Wagner-Peck began Not Always Happy as a blog in 2010. “As a parent of a child who has Down syndrome,” she says, “I was troubled by much of what was ‘out there’ about children with Down syndrome.” Much of what she found included, as she puts it, “grief-filled narratives by parents who have a child with Down syndrome — and how their own acceptance of their child was proof of their worth.” She found this “parent-centric” perspective problematic. “I wanted to offer a view of a child who had Down syndrome that was like any child's life: complex, thoughtful, smart, funny, wise and painful.” So Wagner-Peck chronicled her own often irreverently comedic experiences on her blog, a typical son, and a memoir adapted from the blog’s stories was published this May. Then, this past summer, for PortFringe-17, Wagner-Peck teamed up with Welden to present her story onstage — a show that won the “PortFringe Pulitzer Prize” for excellence in writing.
Welden says she was first drawn to Wagner-Peck’s stories in 2013, when she heard about her high-profile confrontation with Chuck Klosterman, then the “Ethicist” of the New York Times. Wagner-Peck wrote Klosterman an open letter condemning his use of “the R-word” — “retard” — as an insult, and asked him to explain the ethics of its use. (The letter went viral, and Klosterman not only apologized, but donated $25,000 to an organization serving the cognitively disabled.) “My immediate reaction was this woman is one fierce mama, not afraid of conflict or controversy,” says Welden.
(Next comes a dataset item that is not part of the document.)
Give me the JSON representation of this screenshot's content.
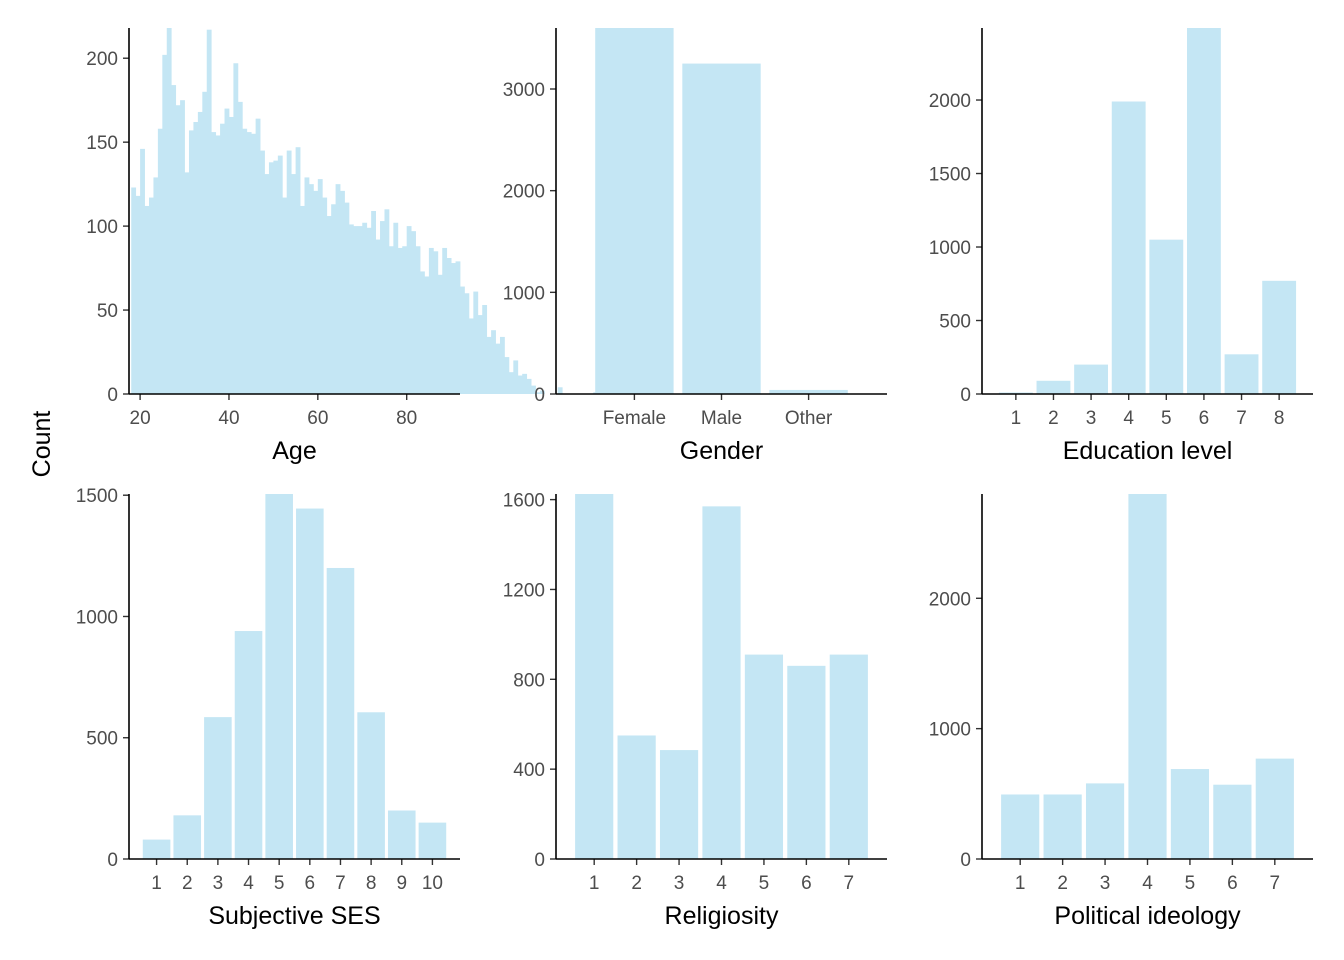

A year or so later, Welden asked Wagner-Peck whether she’d ever considered telling her stories out loud. “I had a intuition,” she says,“ that her writing, full of unfiltered candor, swearing, and truly hilarious anecdotes, would translate effectively into an engaging on-stage voice.”
The resulting show is made up of 13 stories from Wagner-Peck’s “parenting journey,” as she uses donut holes to get facetime with DHHS caseworkers, witnesses the shocking use of restraints on her son in a preschool classroom, and uses superhero analogies to explain to Thorin that he has Down syndrome. Onstage, these anecdotes will be told in a different sequence each night, as audience members are enlisted to choose an object from the set — a cupcake, an action figure — then hear the story about Thorin it represents. And Thorin himself (now eleven) contributes to the production through his photography, which will be projected throughout the show. The two collaborators have come to call Wagner-Peck’s genre of performance “social justice storytelling,” says Welden, who believes that the power of hearing personal stories can help us understand the world and the people around us “in a more considered way.”
Part of this deeper understanding can come through commonality. “I want the audience to think: ‘None of that is much different from what we experience,’” says Wagner-Peck, and adds that audiences might be surprised at how often they laugh during Not Always Happy. “This is not a sad story. It is an entertaining story,” she says. “Social justice storytelling can be funny — and angry and subversive. I think audience members will be moved by the truth — we have all had some painful, sharp moment where we didn't feel we belonged.”